The Motorola SB5120 Cable Modem

August 2, 2013

I bought one of these for $12.90 (including shipping!) on Amazon in July of 2013. It seems to work just fine. This is a discontinued model and does only DOCSIS 2.0.

I wanted to minimize my expense of jumping from DSL to cable, figuring that I can absorb the installation charges, and upgrade the modem later.

It uses a Texas Instruments chipset and the firmware runs on VxWorks. It has a web management interface that you access at IP address 192.168.100.1. The word is that it is almost impossible to change this address, but it doesn't really matter.

Supposedly these have a user admin with default password motorola, but I have yet to be prompted for anything like this.

Surprises

The not surprising part is that even without cable connected, the web interface is available at 192.168.100.1. The interesting part is that when this thing does connect to cable it seems to give a DHCP address to the first host that asks for it, then shuts down the DHCP server and go into a "bridge" mode. This would work fine for a single computer, but if you intend to use more than one machine with it, you are going to need to buy a router (which you probably want to do anyway if you want wireless). The following link has what would seem to be a misguided discussion about how to turn off the DHCP server in the 5120: Just for completeness, note that the 5120 has a "standby" button on the top of the modem. This is a bizarre feature, but my understanding is that you can push this and the modem disconnects from the cable service giving you a warm fuzzy private feeling. This is a feature I have no intention of using. Apparently when in "standby" mode, it can and does run a DHCP server. Pretty weird.

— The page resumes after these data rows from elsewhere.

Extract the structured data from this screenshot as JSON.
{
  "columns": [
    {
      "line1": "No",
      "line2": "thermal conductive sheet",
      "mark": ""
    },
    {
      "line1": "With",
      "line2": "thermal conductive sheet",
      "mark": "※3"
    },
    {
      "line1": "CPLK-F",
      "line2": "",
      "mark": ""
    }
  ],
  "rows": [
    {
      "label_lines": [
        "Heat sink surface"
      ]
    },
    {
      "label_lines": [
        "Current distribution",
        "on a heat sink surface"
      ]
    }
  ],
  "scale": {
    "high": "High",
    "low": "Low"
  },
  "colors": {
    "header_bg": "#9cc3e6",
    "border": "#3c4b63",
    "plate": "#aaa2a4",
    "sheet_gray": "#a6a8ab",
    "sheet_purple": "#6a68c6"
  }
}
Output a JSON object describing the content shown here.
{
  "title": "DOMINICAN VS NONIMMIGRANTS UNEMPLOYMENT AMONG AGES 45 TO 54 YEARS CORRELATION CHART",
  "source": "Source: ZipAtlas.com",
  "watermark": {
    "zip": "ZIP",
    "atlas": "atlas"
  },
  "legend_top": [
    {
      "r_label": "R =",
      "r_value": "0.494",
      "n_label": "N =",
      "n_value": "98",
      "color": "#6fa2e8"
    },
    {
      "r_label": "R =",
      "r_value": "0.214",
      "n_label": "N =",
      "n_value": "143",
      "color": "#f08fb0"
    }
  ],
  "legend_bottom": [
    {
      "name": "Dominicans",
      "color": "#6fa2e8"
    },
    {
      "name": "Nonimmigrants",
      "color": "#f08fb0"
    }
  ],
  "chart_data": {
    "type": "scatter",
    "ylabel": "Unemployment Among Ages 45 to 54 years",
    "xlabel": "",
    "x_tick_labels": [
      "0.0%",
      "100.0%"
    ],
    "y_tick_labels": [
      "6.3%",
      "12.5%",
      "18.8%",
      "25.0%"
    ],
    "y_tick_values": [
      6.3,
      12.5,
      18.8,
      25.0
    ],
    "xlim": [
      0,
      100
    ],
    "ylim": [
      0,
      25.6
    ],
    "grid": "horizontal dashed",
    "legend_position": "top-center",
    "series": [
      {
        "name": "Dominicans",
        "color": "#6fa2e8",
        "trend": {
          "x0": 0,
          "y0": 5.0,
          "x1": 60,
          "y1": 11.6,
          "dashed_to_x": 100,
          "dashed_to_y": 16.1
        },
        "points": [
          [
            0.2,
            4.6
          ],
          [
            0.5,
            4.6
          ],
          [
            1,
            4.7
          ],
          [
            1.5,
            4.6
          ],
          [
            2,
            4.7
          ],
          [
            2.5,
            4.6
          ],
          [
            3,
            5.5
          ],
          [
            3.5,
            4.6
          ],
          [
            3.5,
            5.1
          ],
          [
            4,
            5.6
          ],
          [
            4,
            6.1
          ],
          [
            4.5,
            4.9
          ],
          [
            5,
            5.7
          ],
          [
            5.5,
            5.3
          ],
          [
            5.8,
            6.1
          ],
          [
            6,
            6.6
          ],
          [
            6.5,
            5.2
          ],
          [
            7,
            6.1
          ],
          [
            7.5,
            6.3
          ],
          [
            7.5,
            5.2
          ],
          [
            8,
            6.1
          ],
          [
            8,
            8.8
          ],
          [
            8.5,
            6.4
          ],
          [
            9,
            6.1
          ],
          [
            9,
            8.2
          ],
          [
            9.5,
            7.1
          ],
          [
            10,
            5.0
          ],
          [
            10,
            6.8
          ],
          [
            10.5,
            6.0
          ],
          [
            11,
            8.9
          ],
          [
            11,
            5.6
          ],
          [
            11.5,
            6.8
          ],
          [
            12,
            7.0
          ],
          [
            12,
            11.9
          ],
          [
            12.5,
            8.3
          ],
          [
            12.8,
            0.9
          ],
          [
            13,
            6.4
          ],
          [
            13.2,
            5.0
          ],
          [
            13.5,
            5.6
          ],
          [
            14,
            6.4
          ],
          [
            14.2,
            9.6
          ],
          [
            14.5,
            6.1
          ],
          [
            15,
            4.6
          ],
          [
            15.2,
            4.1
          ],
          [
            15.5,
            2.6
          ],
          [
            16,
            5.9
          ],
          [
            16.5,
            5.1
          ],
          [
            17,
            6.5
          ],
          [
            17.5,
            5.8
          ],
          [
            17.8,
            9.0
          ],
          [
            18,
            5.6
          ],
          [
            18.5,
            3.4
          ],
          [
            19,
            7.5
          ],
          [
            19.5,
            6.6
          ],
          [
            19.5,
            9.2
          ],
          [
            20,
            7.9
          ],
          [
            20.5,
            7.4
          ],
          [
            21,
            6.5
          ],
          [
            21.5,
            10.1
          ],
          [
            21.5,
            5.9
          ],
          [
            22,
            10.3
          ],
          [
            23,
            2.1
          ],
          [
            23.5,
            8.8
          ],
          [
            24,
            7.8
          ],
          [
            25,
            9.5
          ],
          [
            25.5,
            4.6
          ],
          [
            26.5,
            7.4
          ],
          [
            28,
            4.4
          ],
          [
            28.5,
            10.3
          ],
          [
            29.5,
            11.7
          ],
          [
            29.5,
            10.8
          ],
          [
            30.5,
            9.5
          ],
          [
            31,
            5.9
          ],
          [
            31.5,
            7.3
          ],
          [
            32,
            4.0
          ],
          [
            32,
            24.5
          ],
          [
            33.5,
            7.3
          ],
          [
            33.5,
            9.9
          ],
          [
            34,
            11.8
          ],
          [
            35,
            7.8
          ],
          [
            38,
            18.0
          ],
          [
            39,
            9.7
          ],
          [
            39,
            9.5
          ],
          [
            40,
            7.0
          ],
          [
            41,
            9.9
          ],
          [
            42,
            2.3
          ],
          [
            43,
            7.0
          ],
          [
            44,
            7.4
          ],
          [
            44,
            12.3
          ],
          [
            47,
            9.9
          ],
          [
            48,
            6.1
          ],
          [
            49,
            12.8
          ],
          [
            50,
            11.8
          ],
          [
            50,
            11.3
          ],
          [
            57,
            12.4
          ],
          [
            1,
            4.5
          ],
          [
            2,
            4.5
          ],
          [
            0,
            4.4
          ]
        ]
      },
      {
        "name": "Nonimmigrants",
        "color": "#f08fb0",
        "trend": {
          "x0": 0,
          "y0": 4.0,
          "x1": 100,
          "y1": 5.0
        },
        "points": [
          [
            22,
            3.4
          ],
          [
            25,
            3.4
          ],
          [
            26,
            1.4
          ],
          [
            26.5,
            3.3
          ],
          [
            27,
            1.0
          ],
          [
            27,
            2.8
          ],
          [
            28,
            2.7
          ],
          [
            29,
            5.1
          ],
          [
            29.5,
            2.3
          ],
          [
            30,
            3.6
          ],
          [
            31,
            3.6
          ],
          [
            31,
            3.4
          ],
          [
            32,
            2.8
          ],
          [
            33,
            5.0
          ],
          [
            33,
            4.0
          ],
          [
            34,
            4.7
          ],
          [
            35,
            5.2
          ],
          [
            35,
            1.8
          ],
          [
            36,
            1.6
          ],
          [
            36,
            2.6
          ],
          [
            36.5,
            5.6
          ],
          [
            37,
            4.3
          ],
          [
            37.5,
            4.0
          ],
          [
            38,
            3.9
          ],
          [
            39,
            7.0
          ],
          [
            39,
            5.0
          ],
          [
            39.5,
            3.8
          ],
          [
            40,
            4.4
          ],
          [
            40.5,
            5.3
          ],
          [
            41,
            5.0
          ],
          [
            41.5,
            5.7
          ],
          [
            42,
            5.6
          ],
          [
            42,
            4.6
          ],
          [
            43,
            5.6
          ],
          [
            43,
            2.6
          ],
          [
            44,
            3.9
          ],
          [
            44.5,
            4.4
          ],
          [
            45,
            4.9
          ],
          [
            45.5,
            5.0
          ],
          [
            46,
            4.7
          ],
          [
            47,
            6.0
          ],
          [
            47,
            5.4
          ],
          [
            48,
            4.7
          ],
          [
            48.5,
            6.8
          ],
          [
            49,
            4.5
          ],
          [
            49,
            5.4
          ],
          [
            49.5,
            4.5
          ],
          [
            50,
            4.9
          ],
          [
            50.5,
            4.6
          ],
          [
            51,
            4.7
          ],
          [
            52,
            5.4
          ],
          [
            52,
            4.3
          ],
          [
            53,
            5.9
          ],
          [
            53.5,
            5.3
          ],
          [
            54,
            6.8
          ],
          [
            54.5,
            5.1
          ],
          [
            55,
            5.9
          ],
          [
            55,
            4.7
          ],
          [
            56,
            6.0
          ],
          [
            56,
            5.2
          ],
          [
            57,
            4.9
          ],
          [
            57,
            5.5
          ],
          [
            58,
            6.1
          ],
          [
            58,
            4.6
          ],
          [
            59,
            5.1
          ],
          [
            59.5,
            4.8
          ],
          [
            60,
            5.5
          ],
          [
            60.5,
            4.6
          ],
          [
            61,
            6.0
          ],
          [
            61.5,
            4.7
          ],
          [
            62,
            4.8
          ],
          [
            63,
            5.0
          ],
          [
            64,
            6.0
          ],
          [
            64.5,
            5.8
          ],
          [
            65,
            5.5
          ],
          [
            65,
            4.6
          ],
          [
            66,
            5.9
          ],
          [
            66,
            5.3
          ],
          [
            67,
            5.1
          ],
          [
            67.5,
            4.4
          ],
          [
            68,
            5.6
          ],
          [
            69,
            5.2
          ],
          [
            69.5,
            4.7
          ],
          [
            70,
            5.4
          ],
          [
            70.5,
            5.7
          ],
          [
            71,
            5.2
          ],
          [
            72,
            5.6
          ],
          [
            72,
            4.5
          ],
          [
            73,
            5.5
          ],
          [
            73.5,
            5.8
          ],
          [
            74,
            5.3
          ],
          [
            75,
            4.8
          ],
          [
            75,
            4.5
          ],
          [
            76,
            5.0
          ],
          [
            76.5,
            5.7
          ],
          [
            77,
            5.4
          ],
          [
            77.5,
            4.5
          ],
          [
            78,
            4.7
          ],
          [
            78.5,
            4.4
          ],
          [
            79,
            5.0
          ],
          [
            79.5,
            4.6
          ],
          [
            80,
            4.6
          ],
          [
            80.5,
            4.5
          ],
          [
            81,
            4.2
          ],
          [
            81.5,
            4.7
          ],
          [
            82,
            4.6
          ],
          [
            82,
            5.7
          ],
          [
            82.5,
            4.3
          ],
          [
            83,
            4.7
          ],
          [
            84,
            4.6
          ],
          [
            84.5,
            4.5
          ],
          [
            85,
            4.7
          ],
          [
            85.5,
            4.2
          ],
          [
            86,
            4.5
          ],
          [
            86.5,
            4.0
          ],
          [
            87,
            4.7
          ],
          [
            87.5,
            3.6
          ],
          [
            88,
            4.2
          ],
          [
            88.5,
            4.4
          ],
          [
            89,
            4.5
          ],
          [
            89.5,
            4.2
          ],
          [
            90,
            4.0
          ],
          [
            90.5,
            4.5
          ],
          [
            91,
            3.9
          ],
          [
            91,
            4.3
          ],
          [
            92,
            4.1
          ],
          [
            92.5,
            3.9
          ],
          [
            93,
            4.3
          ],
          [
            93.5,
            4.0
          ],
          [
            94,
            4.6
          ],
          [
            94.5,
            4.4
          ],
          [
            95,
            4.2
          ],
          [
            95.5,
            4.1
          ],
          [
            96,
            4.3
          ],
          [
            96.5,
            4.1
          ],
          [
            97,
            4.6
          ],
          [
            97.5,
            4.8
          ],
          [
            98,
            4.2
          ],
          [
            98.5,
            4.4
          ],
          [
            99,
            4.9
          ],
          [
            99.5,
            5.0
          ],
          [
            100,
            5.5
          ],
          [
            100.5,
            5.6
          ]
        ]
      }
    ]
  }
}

I dug out my old Netgear MR814, which is a router with wireless and a 4 port ethernet switch. I connect the 5120 to the WAN port on this router, cycle power on the 5120, and voila, the MR614 gets an address on the cable companies LAN. I see an address like "68.226.27.211", with a 24 bit netmask. It indicates DNS servers at addresses 68.105.28.11 and 68.105.29.11. My MR814 provides me with a local network of 10.0.0.x addresses. I let it run DHCP on addresses 10 through 20, and set up the MR814 as 10.0.0.1 and my static IP machines as 10.0.0.n, where n is less than 10 -- works for me.

Wireless and the MR814

Well, as near as I can tell, the MR814 only does 802.11b. This isn't terrible (as it is 11 Mbit), but we would certainly rather have 802.11g with 54 Mbit.